- Born: 13 November 1938 Forest Gate, London, England
- Died: 18 September 2011 (aged 72)
- Occupation: Magazine editor
- Years active: 1955 to 2002

= Paul Bach =

Paul Bach (born Paul George Roger Bach on 13 November 1938 in Forest Gate in London – died on 18 September 2011) was a regional press journalist and editor, at one time the editor-in-chief of the Celtic Press group and group editor of the Stratford Express series of newspapers, and the founder-editor of Saga Magazine, which, under his editorship, became for a time Britain's largest-circulation monthly magazine.

==Working life==

Straight from leaving school Bach went into journalism, working as a reporter on a local weekly newspaper.
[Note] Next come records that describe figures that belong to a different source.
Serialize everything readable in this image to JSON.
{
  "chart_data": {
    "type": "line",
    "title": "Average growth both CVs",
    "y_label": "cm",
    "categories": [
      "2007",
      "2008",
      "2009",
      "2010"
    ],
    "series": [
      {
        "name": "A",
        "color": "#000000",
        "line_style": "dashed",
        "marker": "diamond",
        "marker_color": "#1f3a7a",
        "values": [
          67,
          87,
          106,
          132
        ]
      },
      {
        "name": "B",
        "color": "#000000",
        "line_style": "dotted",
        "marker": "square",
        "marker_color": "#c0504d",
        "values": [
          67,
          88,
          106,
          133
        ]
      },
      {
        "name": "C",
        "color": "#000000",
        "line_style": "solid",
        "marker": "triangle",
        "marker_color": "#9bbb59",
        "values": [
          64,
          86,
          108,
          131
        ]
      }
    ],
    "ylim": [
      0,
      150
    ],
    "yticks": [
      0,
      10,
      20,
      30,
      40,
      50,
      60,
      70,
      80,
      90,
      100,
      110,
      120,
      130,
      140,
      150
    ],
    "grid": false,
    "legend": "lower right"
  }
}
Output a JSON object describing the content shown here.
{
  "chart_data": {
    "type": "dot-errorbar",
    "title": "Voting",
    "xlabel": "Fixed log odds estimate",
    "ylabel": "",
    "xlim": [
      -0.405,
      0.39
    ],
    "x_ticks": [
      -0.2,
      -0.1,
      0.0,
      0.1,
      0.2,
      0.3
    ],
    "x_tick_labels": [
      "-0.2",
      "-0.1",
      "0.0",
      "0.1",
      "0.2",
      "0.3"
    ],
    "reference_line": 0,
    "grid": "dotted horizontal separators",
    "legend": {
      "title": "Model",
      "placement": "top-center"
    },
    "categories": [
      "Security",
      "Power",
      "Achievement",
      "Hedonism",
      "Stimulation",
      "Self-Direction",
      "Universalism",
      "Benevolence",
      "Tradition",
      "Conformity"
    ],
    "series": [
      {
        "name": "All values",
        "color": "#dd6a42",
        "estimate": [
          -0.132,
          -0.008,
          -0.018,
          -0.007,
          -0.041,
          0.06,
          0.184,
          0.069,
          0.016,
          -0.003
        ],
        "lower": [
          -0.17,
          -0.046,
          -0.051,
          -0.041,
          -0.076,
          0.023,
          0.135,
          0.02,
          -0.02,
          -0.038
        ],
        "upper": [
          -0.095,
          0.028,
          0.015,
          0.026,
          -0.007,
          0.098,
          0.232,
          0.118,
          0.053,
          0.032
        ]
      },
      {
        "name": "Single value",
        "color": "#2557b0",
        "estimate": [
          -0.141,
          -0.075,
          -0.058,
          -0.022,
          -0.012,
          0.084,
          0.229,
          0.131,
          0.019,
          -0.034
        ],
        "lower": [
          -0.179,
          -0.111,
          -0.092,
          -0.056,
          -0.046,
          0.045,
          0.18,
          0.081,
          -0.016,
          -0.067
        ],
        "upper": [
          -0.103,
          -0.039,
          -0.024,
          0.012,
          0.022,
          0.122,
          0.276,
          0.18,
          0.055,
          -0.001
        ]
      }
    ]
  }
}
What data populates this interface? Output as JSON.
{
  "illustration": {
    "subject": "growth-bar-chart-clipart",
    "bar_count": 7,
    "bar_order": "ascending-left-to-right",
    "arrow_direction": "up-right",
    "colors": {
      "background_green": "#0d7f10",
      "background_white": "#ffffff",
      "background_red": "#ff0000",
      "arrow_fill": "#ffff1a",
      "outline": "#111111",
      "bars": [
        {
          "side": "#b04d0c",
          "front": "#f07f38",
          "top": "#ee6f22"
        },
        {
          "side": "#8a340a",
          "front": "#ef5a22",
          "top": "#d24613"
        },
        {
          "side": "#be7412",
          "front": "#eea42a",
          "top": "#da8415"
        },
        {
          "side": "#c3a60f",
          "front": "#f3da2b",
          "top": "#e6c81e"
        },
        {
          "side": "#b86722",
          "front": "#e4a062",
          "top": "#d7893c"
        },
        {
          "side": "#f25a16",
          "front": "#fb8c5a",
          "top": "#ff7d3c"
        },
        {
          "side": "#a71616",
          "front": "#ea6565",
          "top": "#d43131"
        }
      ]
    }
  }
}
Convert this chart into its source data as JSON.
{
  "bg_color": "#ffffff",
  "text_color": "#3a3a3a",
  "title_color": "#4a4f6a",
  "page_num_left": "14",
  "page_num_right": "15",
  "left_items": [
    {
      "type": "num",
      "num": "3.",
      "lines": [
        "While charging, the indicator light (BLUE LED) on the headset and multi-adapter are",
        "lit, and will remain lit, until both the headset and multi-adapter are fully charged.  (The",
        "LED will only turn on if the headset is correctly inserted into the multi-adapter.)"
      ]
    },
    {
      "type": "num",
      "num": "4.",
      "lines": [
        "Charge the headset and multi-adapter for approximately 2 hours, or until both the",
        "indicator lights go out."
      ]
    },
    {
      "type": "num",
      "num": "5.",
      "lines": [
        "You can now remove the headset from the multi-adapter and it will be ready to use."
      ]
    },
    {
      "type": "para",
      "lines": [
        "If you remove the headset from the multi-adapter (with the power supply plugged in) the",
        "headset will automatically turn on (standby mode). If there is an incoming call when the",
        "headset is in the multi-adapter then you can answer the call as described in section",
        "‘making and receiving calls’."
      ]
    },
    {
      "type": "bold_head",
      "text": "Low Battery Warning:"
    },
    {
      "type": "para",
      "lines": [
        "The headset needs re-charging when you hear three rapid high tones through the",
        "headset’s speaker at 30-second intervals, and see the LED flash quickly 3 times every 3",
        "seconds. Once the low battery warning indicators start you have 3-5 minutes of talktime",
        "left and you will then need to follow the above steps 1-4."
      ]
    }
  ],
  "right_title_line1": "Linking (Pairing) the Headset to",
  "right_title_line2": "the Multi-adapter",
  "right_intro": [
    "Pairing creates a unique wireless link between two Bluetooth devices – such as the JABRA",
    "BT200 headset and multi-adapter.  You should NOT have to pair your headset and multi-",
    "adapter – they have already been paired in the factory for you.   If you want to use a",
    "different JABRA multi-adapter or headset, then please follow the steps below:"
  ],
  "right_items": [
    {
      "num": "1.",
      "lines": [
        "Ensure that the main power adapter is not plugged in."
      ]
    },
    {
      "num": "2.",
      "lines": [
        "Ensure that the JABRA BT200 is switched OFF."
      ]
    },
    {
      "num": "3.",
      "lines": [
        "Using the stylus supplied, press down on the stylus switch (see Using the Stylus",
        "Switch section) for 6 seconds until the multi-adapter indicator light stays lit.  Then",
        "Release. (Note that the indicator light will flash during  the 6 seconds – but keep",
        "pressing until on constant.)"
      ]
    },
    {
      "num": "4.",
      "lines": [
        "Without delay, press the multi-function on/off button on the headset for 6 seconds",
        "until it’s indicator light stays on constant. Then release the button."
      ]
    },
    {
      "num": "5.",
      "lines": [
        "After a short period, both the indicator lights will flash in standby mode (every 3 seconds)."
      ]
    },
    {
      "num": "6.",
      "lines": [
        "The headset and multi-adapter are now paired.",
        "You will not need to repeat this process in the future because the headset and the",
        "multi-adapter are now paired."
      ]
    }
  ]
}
He went on to edit and work for several local and regional newspapers in various parts of England and Wales. While he was News Editor at the Merthyr Express, the newspaper won the Hannen Swaffer award in 1967 for its coverage of the Aberfan disaster of 1966.

In 1979 Bach began working for then family-owned Saga Holidays, joining the company as editor of Saga News. He transformed it into the monthly Saga Magazine, launched in 1984. As its founder-editor, he grew it within a decade into the biggest-selling monthly magazine in Britain, overtaking Reader's Digest, as its circulation grew to 1.25 million.

Bach described the magazine as general interest rather than "grey". Under his leadership, major political figures like Lord Carrington, Margaret Thatcher, Mo Mowlam and former US Senator George Mitchell were interviewed for the magazine, and Her Majesty The Queen invited it on a royal away-day. Leading writers such as Paul Lewis, Michael Parkinson, Clement Freud and Keith Waterhouse provided contributions, and celebrities such as Raquel Welch, Sir Cliff Richard, Sting, Twiggy, Pierce Brosnan, Anita Roddick, Kevin Keegan, Goldie Hawn and (controversially) Mick Jagger appeared on the cover. Under Bach the magazine was among the first to campaign for the preservation of the English village, calling on the UK government to stop the closure of rural banks and post offices.

In 2001 Bach co-edited "My Story 1: Memoirs of Everyday Life from the Readers of Saga Magazine" and "My Story 2: Further Memoirs of the 20th Century from the Readers of Saga Magazine".

Bach edited Saga Magazine until retiring in 2002.

==Personal life==

Paul Bach attended Plaistow County Grammar School from 1950 to 1955. His father was a professor of languages at King's College, London.

A widower (his wife Florence having died some nine months previously), Bach died on 18 September 2011. He was survived by three sons.